Fibrillar amyloid-beta (Aβ) is found in the brains of many cognitively normal older people. Whether or not this reflects a predisposition to Alzheimer's disease (AD) is unknown. We used Pittsburgh ...Compound B (PiB) PET to characterize the relationship between fibrillar Aβ burden and this predisposition in cognitively normal older people at 3 mean levels of genetic risk for AD. Dynamic PiB PET scans, the Logan method, statistical parametric mapping, and automatically labeled regions of interest (ROIs) were used to characterize and compare cerebral-to-cerebellar PIB distribution volume ratios, reflecting fibrillar Aβ burden, in 28 cognitively normal persons (mean age, 64 years) with a reported family history of AD and 2 copies, 1 copy, and no copies of the apolipoprotein E (APOE) ε4 allele.
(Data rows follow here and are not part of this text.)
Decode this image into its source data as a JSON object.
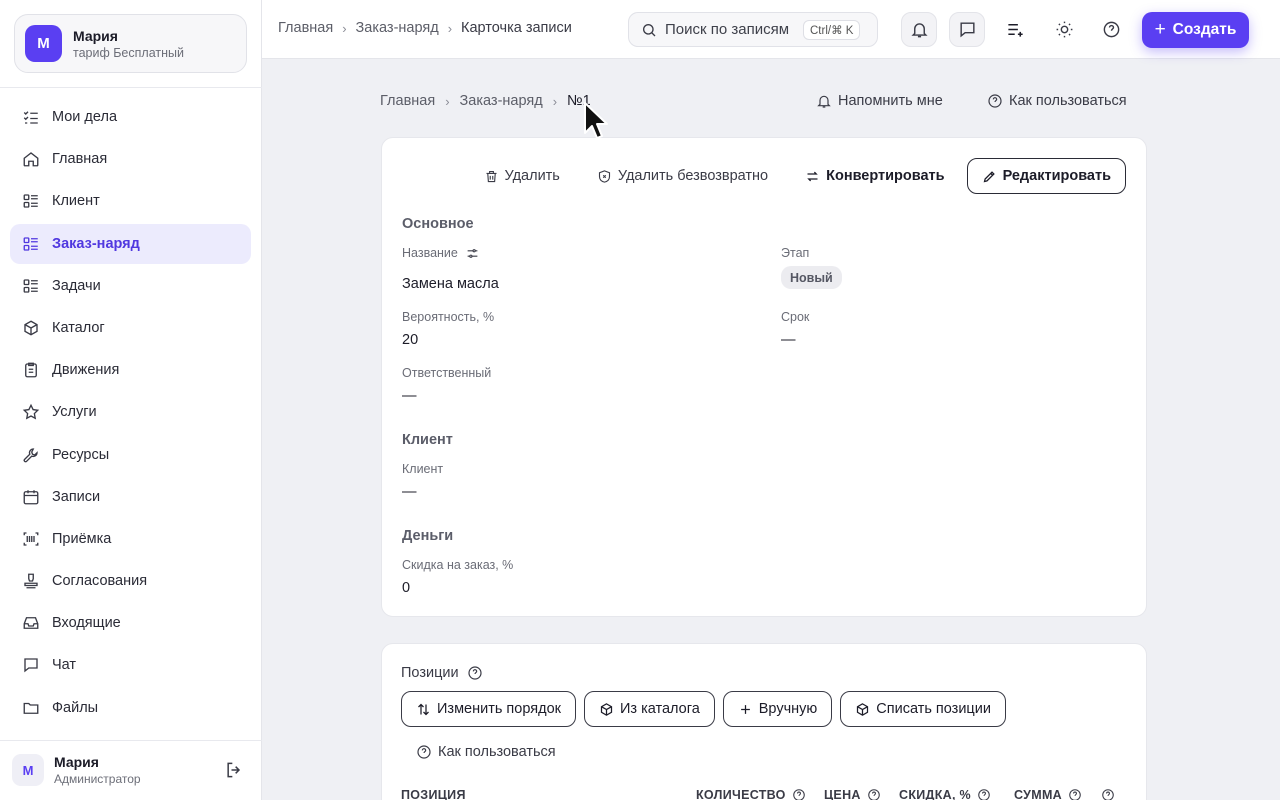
{
  "account": {
    "avatar_letter": "М",
    "name": "Мария",
    "plan": "тариф Бесплатный"
  },
  "sidebar": {
    "items": [
      {
        "label": "Мои дела",
        "icon": "checklist-icon",
        "active": false
      },
      {
        "label": "Главная",
        "icon": "home-icon",
        "active": false
      },
      {
        "label": "Клиент",
        "icon": "list-icon",
        "active": false
      },
      {
        "label": "Заказ-наряд",
        "icon": "list-icon",
        "active": true
      },
      {
        "label": "Задачи",
        "icon": "list-icon",
        "active": false
      },
      {
        "label": "Каталог",
        "icon": "box-icon",
        "active": false
      },
      {
        "label": "Движения",
        "icon": "clipboard-icon",
        "active": false
      },
      {
        "label": "Услуги",
        "icon": "star-icon",
        "active": false
      },
      {
        "label": "Ресурсы",
        "icon": "wrench-icon",
        "active": false
      },
      {
        "label": "Записи",
        "icon": "calendar-icon",
        "active": false
      },
      {
        "label": "Приёмка",
        "icon": "scan-icon",
        "active": false
      },
      {
        "label": "Согласования",
        "icon": "stamp-icon",
        "active": false
      },
      {
        "label": "Входящие",
        "icon": "inbox-icon",
        "active": false
      },
      {
        "label": "Чат",
        "icon": "chat-icon",
        "active": false
      },
      {
        "label": "Файлы",
        "icon": "folder-icon",
        "active": false
      }
    ]
  },
  "user": {
    "avatar_letter": "М",
    "name": "Мария",
    "role": "Администратор"
  },
  "topbar": {
    "breadcrumb": [
      "Главная",
      "Заказ-наряд",
      "Карточка записи"
    ],
    "search_placeholder": "Поиск по записям",
    "search_shortcut": "Ctrl/⌘ K",
    "create_label": "Создать"
  },
  "page": {
    "breadcrumb": [
      "Главная",
      "Заказ-наряд",
      "№1"
    ],
    "remind_label": "Напомнить мне",
    "howto_label": "Как пользоваться"
  },
  "record": {
    "actions": {
      "delete": "Удалить",
      "delete_forever": "Удалить безвозвратно",
      "convert": "Конвертировать",
      "edit": "Редактировать"
    },
    "sections": {
      "main": "Основное",
      "client": "Клиент",
      "money": "Деньги"
    },
    "fields": {
      "name_label": "Название",
      "name_value": "Замена масла",
      "stage_label": "Этап",
      "stage_value": "Новый",
      "probability_label": "Вероятность, %",
      "probability_value": "20",
      "deadline_label": "Срок",
      "deadline_value": "—",
      "responsible_label": "Ответственный",
      "responsible_value": "—",
      "client_label": "Клиент",
      "client_value": "—",
      "discount_label": "Скидка на заказ, %",
      "discount_value": "0"
    }
  },
  "positions": {
    "title": "Позиции",
    "buttons": [
      "Изменить порядок",
      "Из каталога",
      "Вручную",
      "Списать позиции"
    ],
    "howto_label": "Как пользоваться",
    "columns": [
      "ПОЗИЦИЯ",
      "КОЛИЧЕСТВО",
      "ЦЕНА",
      "СКИДКА, %",
      "СУММА"
    ]
  },
  "colors": {
    "accent": "#5a3ff2",
    "active_bg": "#ecebfd",
    "page_bg": "#eff0f4"
  }
}
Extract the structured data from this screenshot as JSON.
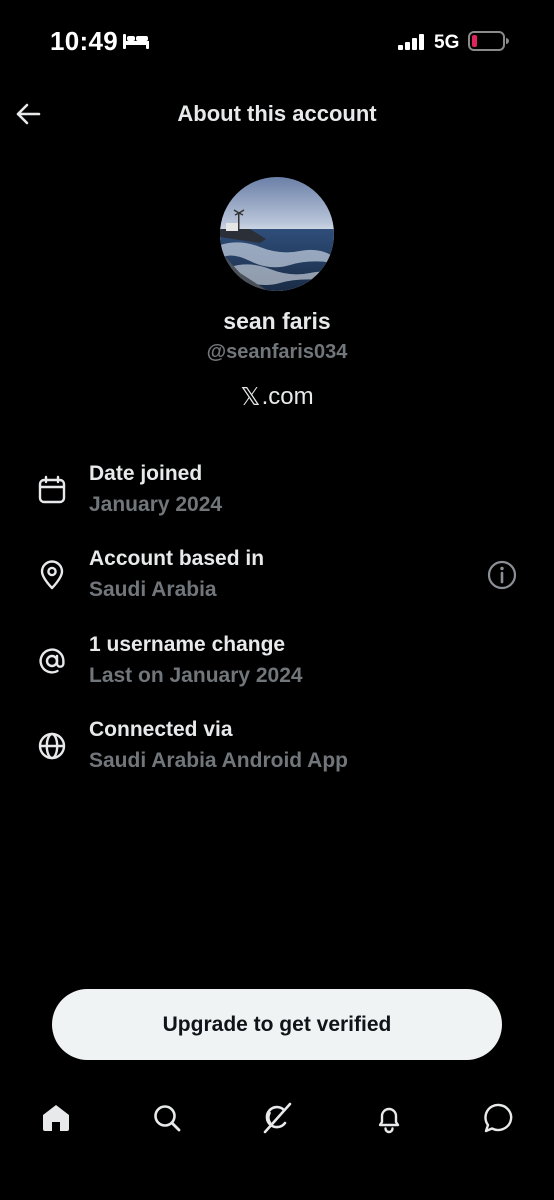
{
  "status_bar": {
    "time": "10:49",
    "network": "5G",
    "icons": [
      "bed-icon",
      "signal-icon",
      "battery-low-icon"
    ]
  },
  "header": {
    "title": "About this account",
    "back_icon": "back-arrow-icon"
  },
  "profile": {
    "display_name": "sean faris",
    "handle": "@seanfaris034",
    "site_logo": "𝕏",
    "site_text": ".com"
  },
  "info": [
    {
      "icon": "calendar-icon",
      "title": "Date joined",
      "subtitle": "January 2024"
    },
    {
      "icon": "location-pin-icon",
      "title": "Account based in",
      "subtitle": "Saudi Arabia",
      "help_icon": "info-circle-icon"
    },
    {
      "icon": "at-sign-icon",
      "title": "1 username change",
      "subtitle": "Last on January 2024"
    },
    {
      "icon": "globe-icon",
      "title": "Connected via",
      "subtitle": "Saudi Arabia Android App"
    }
  ],
  "upgrade_button": {
    "label": "Upgrade to get verified"
  },
  "bottom_nav": {
    "items": [
      "home-icon",
      "search-icon",
      "grok-icon",
      "notifications-bell-icon",
      "messages-icon"
    ],
    "active": "home-icon"
  },
  "colors": {
    "background": "#000000",
    "primary_text": "#e7e9ea",
    "secondary_text": "#71767b",
    "button_bg": "#eff3f4",
    "button_text": "#0f1419",
    "battery_low": "#e0245e"
  }
}
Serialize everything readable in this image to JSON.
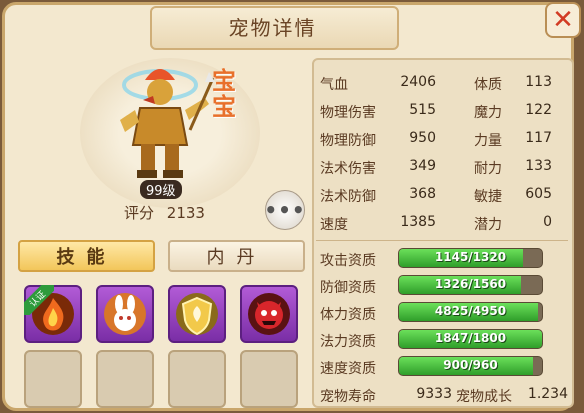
{
  "header": {
    "title": "宠物详情",
    "close_label": "✕"
  },
  "pet": {
    "badge": "宝宝",
    "level": "99级",
    "score_label": "评分",
    "score_value": "2133",
    "more_label": "•••"
  },
  "tabs": {
    "skills": "技能",
    "neidan": "内丹"
  },
  "skills": [
    {
      "name": "fire",
      "tag": "认证",
      "color": "#f06a1e"
    },
    {
      "name": "rabbit",
      "color": "#f2a84a"
    },
    {
      "name": "shield",
      "color": "#e6b23a"
    },
    {
      "name": "demon",
      "color": "#c8262b"
    }
  ],
  "stats": {
    "left": [
      {
        "label": "气血",
        "value": "2406"
      },
      {
        "label": "物理伤害",
        "value": "515"
      },
      {
        "label": "物理防御",
        "value": "950"
      },
      {
        "label": "法术伤害",
        "value": "349"
      },
      {
        "label": "法术防御",
        "value": "368"
      },
      {
        "label": "速度",
        "value": "1385"
      }
    ],
    "right": [
      {
        "label": "体质",
        "value": "113"
      },
      {
        "label": "魔力",
        "value": "122"
      },
      {
        "label": "力量",
        "value": "117"
      },
      {
        "label": "耐力",
        "value": "133"
      },
      {
        "label": "敏捷",
        "value": "605"
      },
      {
        "label": "潜力",
        "value": "0"
      }
    ]
  },
  "aptitudes": [
    {
      "label": "攻击资质",
      "text": "1145/1320",
      "fill": 0.867
    },
    {
      "label": "防御资质",
      "text": "1326/1560",
      "fill": 0.85
    },
    {
      "label": "体力资质",
      "text": "4825/4950",
      "fill": 0.975
    },
    {
      "label": "法力资质",
      "text": "1847/1800",
      "fill": 1.0
    },
    {
      "label": "速度资质",
      "text": "900/960",
      "fill": 0.9375
    }
  ],
  "footer": {
    "life_label": "宠物寿命",
    "life_value": "9333",
    "growth_label": "宠物成长",
    "growth_value": "1.234"
  }
}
The 8 ε4 homozygotes, 8 heterozygotes, and 12 noncarriers did not differ significantly in terms of age, sex, or cognitive scores. Fibrillar Aβ was significantly associated with APOE ε4 carrier status and ε4 gene dose in AD-affected mean cortical, frontal, temporal, posterior cingulate-precuneus, parietal, and basal ganglia ROIs, and was highest in an additional homozygote who had recently developed mild cognitive impairment. These findings suggest that fibrillar Aβ burden in cognitively normal older people is associated with APOE ε4 gene dose, the major genetic risk factor for AD. Additional studies are needed to track fibrillar Aβ accumulation in persons with different kinds and levels of AD risk; to determine the extent to which fibrillar Aβ, alone or in combination with other biomarkers and risk factors, predicts rates of cognitive decline and conversion to clinical AD; and to establish the role of fibrillar Aβ imaging in primary prevention trials.